Roger Housen sur le début de l’offensive ukrainienne : “Il sera crucial qu’ils aient suffisamment de défenses aériennes”

L’Ukraine dispose des armes et de l’entraînement nécessaires pour lancer l’offensive de printemps tant attendue. La question est de savoir s’ils se limiteront à reconquérir leur propre territoire, ou si les Russes oseront aussi attaquer sur leur propre territoire, dit l’ancien colonel Roger Housen. “Zelensky veut aussi rendre la guerre tangible pour la population russe.”

Jean Lelong

Dans la nuit de dimanche à lundi, il y a eu une attaque féroce sans précédent des Russes contre Kiev et d’autres villes ukrainiennes. Au total, la Russie aurait tiré au moins 40 missiles de croisière et 35 drones. Quel est le motif derrière cela ?

Roger Housen : « Nous constatons effectivement que les Russes ont multiplié les frappes aériennes contre les villes et les infrastructures ukrainiennes ces dernières semaines. La nuit dernière, par exemple, les Russes ont également bombardé la base aérienne de Starokonstantinov dans la région de Khmelnytsky. C’est important, car c’est dans cette base aérienne que sont rassemblés les bombardiers qui peuvent lancer les Storm Shadows, les missiles britanniques nouvellement livrés qui peuvent toucher des cibles jusqu’à 250 kilomètres.

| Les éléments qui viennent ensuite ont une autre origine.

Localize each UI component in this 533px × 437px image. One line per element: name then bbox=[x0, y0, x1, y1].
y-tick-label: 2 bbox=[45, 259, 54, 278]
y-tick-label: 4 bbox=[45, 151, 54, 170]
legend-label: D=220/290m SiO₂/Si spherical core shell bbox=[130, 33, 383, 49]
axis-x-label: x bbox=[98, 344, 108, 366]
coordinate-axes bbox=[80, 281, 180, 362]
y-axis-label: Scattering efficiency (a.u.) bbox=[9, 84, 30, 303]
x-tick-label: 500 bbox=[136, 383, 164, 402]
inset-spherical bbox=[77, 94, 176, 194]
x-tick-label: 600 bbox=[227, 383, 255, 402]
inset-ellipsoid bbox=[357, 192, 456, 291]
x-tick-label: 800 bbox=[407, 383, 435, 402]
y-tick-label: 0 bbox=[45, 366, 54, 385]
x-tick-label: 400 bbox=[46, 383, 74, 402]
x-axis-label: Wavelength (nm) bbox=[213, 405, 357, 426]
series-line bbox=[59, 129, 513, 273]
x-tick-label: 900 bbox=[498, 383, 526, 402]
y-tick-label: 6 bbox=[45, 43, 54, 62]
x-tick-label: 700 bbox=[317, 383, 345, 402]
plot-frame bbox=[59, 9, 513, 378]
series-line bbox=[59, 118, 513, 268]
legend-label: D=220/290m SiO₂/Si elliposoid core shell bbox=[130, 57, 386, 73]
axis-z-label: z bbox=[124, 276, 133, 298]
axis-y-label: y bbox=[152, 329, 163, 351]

« Avec ces attaques, la Russie essaie clairement de perturber les préparatifs de la contre-offensive ukrainienne. Parce que l’Ukraine n’a pas de supériorité aérienne, il est essentiel pour son offensive qu’elle dispose de suffisamment de défenses aériennes pour protéger les forces terrestres. C’est cette défense aérienne que la Russie essaie d’épuiser avec ses attaques constantes de missiles et de drones.

Cette contre-offensive ukrainienne pourrait commencer demain, après-demain ou la semaine prochaine, a déclaré samedi à la BBC Oleksiy Danilov, secrétaire du Conseil ukrainien de la sécurité nationale et de la défense. Les Ukrainiens sont-ils prêts maintenant ?

“Je pense que oui. Ils ont maintenant entre les mains la plupart du matériel occidental dont ils ont besoin pour l’offensive. Et les douze nouvelles brigades ont également suivi la formation nécessaire.

“Cependant, vous devriez normalement voir des troupes être rassemblées quelques jours avant le début d’une offensive majeure, des munitions, des pièces de rechange et des hôpitaux de campagne être avancés. Nous devrons attendre cela pour le moment.

Nous voyons comment les Ukrainiens autour de Bachmoet tentent d’encercler les Russes. Est-il possible que l’offensive y soit lancée ?

« Après que le centre de Bachmut soit tombé aux mains des Russes, on assiste en effet à des contre-offensives ukrainiennes au nord et au sud de la ville. Pourtant, vous voyez que les Ukrainiens n’y font pas trop de progrès, et je ne pense pas qu’ils veuillent y subir des pertes inutiles.

“Nous pouvons encore supposer que l’effort principal de l’offensive ukrainienne se fera dans le sud. Tant que la Russie dispose de ce corridor entre la Crimée et les territoires occupés, elle peut continuer à menacer le reste de l’Ukraine, approvisionner la Crimée et nuire à l’Ukraine économiquement. L’Ukraine doit traverser ce couloir, et c’est dans la région de Zaporijia qu’il est le plus facile de le faire. Mais je suppose que l’offensive ne commencera pas là, il y aura d’abord des actions de tromperie ailleurs.

Enfin, les services de sécurité américains supposent désormais que l’attaque par drone du Kremlin a été orchestrée par une unité militaire spéciale ou un service de renseignement ukrainien. Comment estimez-vous cela ?

« Il semble probable que les Ukrainiens aient été impliqués dans cette attaque. Les documents de sécurité divulgués ont montré que le président Zelensky voulait déjà déplacer une partie de la guerre sur le territoire russe en janvier. Jusqu’à présent, les Russes ont eu le grand avantage de pouvoir attaquer profondément en Ukraine, tandis que l’Ukraine doit se limiter à des attaques à la frontière russe. Zelensky veut également attaquer des villes sur le territoire russe, afin que le peuple russe puisse ressentir la guerre et avoir un meilleur levier pour d’éventuelles négociations. Cela soulève des questions difficiles. Parce que si la Russie est attaquée sur son propre territoire, par exemple avec des avions de chasse, il y a un risque d’escalade supplémentaire.